Study finds athletes’ ideas of concussion differ from the accepted medical definition
Athletes do not have the same understanding of a concussion and its effects as the formally accepted medical definition of the condition, study results showed.
“This study indicates that researchers and clinicians cannot assume that athletes have a clear understanding of the definition of concussion. It is necessary, therefore, to prompt athletes with a current definition when asking about their concussion histories. In a research setting, it is also critical that the definition used be reported in the published findings,” Clifford A. Robbins, BA, and colleagues wrote.
They conducted telephone-based structured interviews as part of a cross-sectional study of former and current athletes who participated in the Longitudinal Evaluation to Gain Evidence of Neurodegenerative Disease (LEGEND) 15 project.
The interviews of 472 athletes were done between January 2010 and January 2013. Researchers asked participants to report how many concussions they received in their lifetime. Interviewers then read participants a current definition of concussion, and asked them to re-estimate the number of concussions they had based on that definition.
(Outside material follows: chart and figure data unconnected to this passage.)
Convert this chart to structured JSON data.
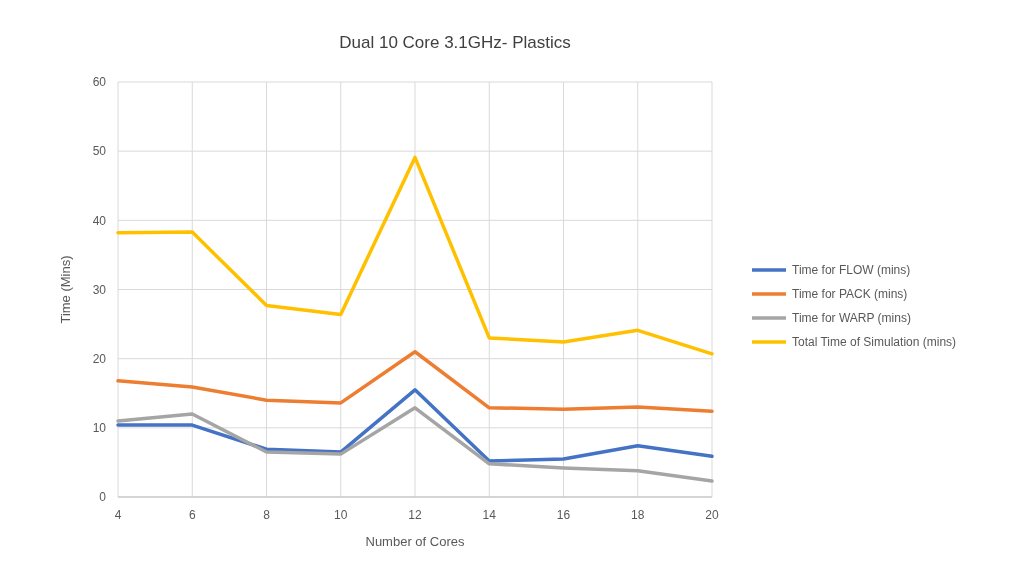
{
  "chart_data": {
    "type": "line",
    "title": "Dual 10 Core 3.1GHz- Plastics",
    "xlabel": "Number of Cores",
    "ylabel": "Time (Mins)",
    "x": [
      4,
      6,
      8,
      10,
      12,
      14,
      16,
      18,
      20
    ],
    "series": [
      {
        "name": "Time for FLOW (mins)",
        "color": "#4472c4",
        "values": [
          10.4,
          10.4,
          6.9,
          6.5,
          15.5,
          5.2,
          5.5,
          7.4,
          5.9
        ]
      },
      {
        "name": "Time for PACK (mins)",
        "color": "#ed7d31",
        "values": [
          16.8,
          15.9,
          14.0,
          13.6,
          21.0,
          12.9,
          12.7,
          13.0,
          12.4
        ]
      },
      {
        "name": "Time for WARP (mins)",
        "color": "#a5a5a5",
        "values": [
          11.0,
          12.0,
          6.5,
          6.2,
          12.9,
          4.8,
          4.2,
          3.8,
          2.3
        ]
      },
      {
        "name": "Total Time of Simulation (mins)",
        "color": "#ffc000",
        "values": [
          38.2,
          38.3,
          27.7,
          26.4,
          49.1,
          23.0,
          22.4,
          24.1,
          20.7
        ]
      }
    ],
    "xlim": [
      4,
      20
    ],
    "xticks": [
      4,
      6,
      8,
      10,
      12,
      14,
      16,
      18,
      20
    ],
    "ylim": [
      0,
      60
    ],
    "yticks": [
      0,
      10,
      20,
      30,
      40,
      50,
      60
    ],
    "grid": true,
    "legend": "right",
    "marker": "none",
    "line_style": "solid"
  }
}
Robbins and colleagues found of the 472 athletes interviewed, 17 athletes reported they had not experienced a concussion in their playing career. After hearing a medical definition of a concussion, however, four of the athletes still maintained their original claim.
“Our results suggest that simply providing a current definition of a concussion to at-risk populations may help increase proper identification of these types of injuries through recognition of concussion symptoms. Future research should aim to assess how robust this education effect is over time, and whether it can have effects comparable to those of more time- and resource-intensive concussion education programs,” Robbins and colleagues wrote.
Disclosures: The authors have no relevant financial disclosures.